Но трагедия русская – это уничтожение её, русской жизни, как таковой, а не её уклада, то есть когда с уничтожением уклада жизни уничтожается сам человек. И какой бы это не был путь, мы видим глубочайший конфликт идей, что движут людьми одной нации и доводят их до взаимного истребления. Мы видим столкновение и трагическое крушение выросших на этих идеях утопий – и создание новых мифов, питающих ту же самую разрушительную борьбу. Вопрос о будущем только углубляет этот раскол… Раскол всегда проходил глубже… Он не в инакомыслии, а в инаковерии. Выбор будущего и есть вопрос веры, потому что в него можно только верить. Там, где люди разъединяются – это разъединение с Богом.

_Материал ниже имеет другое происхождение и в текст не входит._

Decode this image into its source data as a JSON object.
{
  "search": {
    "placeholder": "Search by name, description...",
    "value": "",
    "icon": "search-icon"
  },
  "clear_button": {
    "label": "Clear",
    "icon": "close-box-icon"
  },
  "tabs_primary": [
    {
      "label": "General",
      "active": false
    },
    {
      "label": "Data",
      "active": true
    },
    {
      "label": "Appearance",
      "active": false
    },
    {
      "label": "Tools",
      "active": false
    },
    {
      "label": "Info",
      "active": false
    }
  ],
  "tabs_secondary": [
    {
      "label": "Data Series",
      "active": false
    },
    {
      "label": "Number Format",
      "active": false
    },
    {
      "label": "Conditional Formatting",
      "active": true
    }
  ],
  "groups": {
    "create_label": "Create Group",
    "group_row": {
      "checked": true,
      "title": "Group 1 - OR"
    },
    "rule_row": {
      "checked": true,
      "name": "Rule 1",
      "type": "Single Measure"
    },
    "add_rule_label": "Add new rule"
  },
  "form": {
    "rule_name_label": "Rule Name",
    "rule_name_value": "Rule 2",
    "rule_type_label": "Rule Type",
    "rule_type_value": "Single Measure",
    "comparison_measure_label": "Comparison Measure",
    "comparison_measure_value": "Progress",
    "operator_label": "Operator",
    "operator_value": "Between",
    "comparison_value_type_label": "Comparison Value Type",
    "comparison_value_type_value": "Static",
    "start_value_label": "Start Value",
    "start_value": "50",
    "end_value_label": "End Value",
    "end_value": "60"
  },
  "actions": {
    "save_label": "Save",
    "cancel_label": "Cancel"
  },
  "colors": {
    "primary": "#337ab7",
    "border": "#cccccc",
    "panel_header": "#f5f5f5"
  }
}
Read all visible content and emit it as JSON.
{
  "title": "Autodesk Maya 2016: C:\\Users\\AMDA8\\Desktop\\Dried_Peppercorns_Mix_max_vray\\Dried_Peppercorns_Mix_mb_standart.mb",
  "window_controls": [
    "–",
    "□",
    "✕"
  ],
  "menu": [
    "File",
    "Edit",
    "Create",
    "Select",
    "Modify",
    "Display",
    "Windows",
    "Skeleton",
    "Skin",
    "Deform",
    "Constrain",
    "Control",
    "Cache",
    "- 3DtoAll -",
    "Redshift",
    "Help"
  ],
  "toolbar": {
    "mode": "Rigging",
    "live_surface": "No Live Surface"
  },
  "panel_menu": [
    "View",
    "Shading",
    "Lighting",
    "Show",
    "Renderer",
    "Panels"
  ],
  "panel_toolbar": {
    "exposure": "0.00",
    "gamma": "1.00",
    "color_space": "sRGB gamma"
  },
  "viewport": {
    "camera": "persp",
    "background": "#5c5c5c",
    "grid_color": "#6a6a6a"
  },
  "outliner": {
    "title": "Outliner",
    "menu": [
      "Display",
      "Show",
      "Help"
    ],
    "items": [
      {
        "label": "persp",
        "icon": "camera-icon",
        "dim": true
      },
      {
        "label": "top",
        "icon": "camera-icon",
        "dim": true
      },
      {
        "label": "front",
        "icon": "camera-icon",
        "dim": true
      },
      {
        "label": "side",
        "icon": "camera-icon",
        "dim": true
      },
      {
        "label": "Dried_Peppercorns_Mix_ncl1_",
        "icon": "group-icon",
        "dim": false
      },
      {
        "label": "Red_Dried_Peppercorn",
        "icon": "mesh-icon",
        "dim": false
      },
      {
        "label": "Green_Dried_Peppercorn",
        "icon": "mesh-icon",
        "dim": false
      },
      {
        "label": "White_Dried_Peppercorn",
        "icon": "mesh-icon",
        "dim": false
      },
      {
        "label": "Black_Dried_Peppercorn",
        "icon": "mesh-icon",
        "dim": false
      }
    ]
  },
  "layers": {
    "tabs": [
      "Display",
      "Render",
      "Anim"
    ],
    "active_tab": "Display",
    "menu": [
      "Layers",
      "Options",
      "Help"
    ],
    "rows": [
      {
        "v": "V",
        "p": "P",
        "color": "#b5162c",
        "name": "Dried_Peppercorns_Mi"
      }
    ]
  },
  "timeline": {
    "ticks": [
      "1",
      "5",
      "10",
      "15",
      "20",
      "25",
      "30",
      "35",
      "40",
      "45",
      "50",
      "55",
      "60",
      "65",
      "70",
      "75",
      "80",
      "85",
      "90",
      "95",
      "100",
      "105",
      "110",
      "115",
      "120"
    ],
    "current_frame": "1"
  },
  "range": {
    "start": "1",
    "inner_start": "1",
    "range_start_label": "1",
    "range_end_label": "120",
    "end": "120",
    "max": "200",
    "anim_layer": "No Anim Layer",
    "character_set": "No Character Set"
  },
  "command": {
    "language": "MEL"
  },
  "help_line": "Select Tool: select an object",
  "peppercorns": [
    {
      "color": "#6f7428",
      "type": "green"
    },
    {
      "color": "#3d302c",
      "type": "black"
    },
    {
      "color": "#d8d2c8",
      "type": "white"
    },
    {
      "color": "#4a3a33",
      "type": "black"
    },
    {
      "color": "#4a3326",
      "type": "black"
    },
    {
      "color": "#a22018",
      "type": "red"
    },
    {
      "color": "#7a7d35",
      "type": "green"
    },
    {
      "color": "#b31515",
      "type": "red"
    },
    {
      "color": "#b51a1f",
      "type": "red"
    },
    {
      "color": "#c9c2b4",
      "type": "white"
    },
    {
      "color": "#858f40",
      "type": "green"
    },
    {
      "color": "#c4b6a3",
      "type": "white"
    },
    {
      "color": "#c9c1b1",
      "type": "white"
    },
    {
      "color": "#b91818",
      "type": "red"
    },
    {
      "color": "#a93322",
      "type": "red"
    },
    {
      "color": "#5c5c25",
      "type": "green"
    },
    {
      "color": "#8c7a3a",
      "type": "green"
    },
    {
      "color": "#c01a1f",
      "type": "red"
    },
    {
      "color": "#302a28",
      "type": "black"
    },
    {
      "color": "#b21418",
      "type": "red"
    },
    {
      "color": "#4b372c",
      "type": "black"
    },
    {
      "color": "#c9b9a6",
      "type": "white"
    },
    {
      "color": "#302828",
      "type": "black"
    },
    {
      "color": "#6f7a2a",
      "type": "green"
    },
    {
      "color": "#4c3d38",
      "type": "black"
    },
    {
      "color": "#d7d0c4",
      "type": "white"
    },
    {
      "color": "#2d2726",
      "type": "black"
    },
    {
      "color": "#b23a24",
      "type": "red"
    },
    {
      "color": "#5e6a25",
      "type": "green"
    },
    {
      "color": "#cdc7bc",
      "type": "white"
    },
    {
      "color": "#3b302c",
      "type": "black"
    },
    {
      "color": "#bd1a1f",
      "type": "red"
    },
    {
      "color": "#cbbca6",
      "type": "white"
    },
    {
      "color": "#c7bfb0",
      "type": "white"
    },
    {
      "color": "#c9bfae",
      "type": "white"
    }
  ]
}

Хаос пошлости, безбожия – а потом хаос насилия – вот, что такое бесовщина.

Леонид Бородин – русский писатель (самиздат, 1976 год): «Всякое крупное политическое явление, пребывающее в условиях подполья и даже полулегальности, чревато бесовщиной в силу противоестественного бытия людей, вынужденных таиться, скрываться, маскироваться, т.е. устраивать свою личную жизнь по законам, противоречащим природе, сотворенной в свободе и для свободы. В подпольщине много элементов игры, подпольщина – чрезвычайно удобная среда для реализации тщеславия и властолюбия людей обездуховленных, бездарных, но жаждущих самоутверждения. Подпольщина способствует моральной дезориентации увлеченных ею».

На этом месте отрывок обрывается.